Recorded with Matt Peel (Pulled Apart By Horses, Eagulls) and set for release by Alcopop! Records on 26th May, this Leeds “psyche-grunge” four-piece wanted to create a “dark, heavy, psychedelic record which still had the pop structure and hooks to make people dance”. I’d say they achieved all of this and more!

Album opener “Things That Crawl” is a massive number which lulls you in with a laid back psychedelic intro and is utterly ripped apart by a huge riff and swell of noise around one minute in. This track is just under six minutes of sheer head-banging joy and I’ll admit I listened to it repeatedly before hitting on the rest of the album.

“Valley of Vision”, the first single from Swarmculture with its deliciously dark accompanying video (see below), wastes no time kicking off with a full on hard rock sound which immediately gets my head nodding in approval again.

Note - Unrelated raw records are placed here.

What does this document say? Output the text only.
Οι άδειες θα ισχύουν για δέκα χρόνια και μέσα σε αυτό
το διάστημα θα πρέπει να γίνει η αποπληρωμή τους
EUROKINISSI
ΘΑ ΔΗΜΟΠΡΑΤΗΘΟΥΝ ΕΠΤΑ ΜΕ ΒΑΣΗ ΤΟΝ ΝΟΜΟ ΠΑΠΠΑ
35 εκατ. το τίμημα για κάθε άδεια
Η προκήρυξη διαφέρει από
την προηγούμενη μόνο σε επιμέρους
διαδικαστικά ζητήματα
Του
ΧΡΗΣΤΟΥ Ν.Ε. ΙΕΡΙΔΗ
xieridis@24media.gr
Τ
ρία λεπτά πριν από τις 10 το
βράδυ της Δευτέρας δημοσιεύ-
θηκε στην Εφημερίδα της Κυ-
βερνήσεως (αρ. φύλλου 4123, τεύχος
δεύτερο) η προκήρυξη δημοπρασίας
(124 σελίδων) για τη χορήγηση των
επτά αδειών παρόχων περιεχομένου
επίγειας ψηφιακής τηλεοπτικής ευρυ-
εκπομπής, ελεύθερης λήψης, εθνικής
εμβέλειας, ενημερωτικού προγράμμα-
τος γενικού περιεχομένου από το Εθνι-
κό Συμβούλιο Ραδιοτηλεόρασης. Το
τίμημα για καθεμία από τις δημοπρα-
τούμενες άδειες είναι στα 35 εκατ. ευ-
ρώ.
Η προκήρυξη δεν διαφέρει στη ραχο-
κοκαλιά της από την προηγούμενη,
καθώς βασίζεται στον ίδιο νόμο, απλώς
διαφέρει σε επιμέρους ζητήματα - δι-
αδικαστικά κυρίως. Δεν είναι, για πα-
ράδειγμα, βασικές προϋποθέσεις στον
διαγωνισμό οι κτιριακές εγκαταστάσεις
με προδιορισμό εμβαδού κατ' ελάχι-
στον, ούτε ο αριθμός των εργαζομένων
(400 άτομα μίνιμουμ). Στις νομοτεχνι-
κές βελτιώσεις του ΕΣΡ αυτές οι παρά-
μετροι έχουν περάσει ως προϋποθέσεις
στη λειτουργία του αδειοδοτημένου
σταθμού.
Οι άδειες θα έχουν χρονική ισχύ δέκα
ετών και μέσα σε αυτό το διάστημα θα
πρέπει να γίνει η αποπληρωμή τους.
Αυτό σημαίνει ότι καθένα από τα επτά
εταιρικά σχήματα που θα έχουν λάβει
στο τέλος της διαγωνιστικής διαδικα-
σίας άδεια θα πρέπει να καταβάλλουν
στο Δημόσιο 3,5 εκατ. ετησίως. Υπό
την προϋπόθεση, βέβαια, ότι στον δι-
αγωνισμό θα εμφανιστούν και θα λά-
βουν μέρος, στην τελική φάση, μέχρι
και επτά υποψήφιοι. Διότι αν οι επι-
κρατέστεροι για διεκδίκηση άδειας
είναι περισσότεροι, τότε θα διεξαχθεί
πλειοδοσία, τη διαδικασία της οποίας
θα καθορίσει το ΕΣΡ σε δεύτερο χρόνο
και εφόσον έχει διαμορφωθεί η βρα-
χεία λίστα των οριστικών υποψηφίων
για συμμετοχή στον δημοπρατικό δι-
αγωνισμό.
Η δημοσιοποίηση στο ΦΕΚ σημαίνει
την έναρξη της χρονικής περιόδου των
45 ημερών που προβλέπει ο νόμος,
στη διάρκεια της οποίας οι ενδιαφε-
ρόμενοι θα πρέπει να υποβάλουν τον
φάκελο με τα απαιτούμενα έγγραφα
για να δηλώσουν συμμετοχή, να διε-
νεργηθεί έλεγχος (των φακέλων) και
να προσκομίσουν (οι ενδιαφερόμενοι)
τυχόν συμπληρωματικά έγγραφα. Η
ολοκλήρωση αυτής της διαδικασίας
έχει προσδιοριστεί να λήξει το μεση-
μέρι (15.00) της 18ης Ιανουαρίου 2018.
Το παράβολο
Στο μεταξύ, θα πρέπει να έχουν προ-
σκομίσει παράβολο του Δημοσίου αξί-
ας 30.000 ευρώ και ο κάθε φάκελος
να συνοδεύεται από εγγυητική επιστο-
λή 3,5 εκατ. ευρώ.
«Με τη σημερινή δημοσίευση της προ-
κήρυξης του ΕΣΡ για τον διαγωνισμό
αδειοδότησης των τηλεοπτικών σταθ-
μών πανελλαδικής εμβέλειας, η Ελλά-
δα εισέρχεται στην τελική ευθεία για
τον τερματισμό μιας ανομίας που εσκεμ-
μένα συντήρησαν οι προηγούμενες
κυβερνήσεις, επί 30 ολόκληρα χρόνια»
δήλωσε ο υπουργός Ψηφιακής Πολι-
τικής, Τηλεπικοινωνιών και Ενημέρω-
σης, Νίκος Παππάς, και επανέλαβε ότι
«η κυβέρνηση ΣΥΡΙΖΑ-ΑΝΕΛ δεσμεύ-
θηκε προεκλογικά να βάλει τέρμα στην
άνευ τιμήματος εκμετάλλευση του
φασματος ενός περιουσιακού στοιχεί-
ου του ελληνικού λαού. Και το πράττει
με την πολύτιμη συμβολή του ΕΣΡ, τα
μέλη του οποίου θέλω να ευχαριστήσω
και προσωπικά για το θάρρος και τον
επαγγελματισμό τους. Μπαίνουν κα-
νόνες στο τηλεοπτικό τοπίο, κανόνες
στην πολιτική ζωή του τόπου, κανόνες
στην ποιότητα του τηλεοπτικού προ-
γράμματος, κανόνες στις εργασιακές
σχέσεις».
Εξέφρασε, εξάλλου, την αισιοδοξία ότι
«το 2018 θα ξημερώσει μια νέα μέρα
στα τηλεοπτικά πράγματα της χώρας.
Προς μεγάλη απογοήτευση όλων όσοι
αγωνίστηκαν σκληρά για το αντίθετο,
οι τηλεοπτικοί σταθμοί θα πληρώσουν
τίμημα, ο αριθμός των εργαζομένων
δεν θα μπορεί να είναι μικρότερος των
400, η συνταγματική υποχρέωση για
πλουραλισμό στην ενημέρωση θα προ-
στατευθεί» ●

Distorted punk-like vocals give this track the edge, melodic yet brutal in its delivery makes this another stand out track for me.

By the time “Old World Blues” hits my ears, this album has me completely in its grip and it’s showing no signs of letting go. Heavy, sludgy guitars compounded with anarchic drums and intermittent vocal screams leave me open-mouthed. This track highlights the incredible level of musicianship being played out here; along with a sublime production which emphasises the depth and intensity of sound.

What I love about this album is the journey it takes you on, not only does every song twist and turn as it plays out but every track is a different and surprising delight to the one before. What Weirds do extremely well here is just be themselves; they’re not trying to fit into any particular genre or produce a specific sounding album. Hard garage-rock and grunge numbers intertwine beautifully with psychedelic soundscapes. “Black Desert” is a prime example of this as the album switches in a completely different direction, the keys add trippy sound waves which are infused with a heavy rock chorus – divine.

“Phantom” (second release from the album) is groove-laden and if you’re not already up and dancing, this is the track that’s gonna drag you up. Distorted guitars and feedback give this a real shoegaze sound. “Weird Sun” gives us six minutes of utter aural bliss. If there were a track to define Weirds, I’d say this was it because there is no definition. Try throwing some garage-rock with a psychedelic bass, fuzz-filled heavy riffs, thunderous drumming, dark stirring vocals and a cluster of effect pedals into a blender and you get this “super massive” post-punk smoothie. I’m aghast.

Flipping the album on it’s head once more comes the chilled, psyche-rock number “Crows” followed by the gorgeous “Salamander’s Sister” which yet again (just as you think you’ve sussed the sound) lets out a killer riff and provides a complete head mash. “Tunnelling” maintains this laid back pace initially then builds the layers of sound until you’re completely absorbed by this astral number.

Talk about saving the best ’til last: “Past Life” comes at you with an intense flood of sound, instantly drenched in heavy riffs and filthy bass grooves, Weirds have you completely under their control and there’s no escape – but who wants to? An incredible debut album whatever genre you’re in to. I can’t wait to hear these tracks played live in a couple of weeks at Camden Rocks. But if you can’t wait ’til then, their nine-date UK tour starts 31st May at Gullivers, Manchester.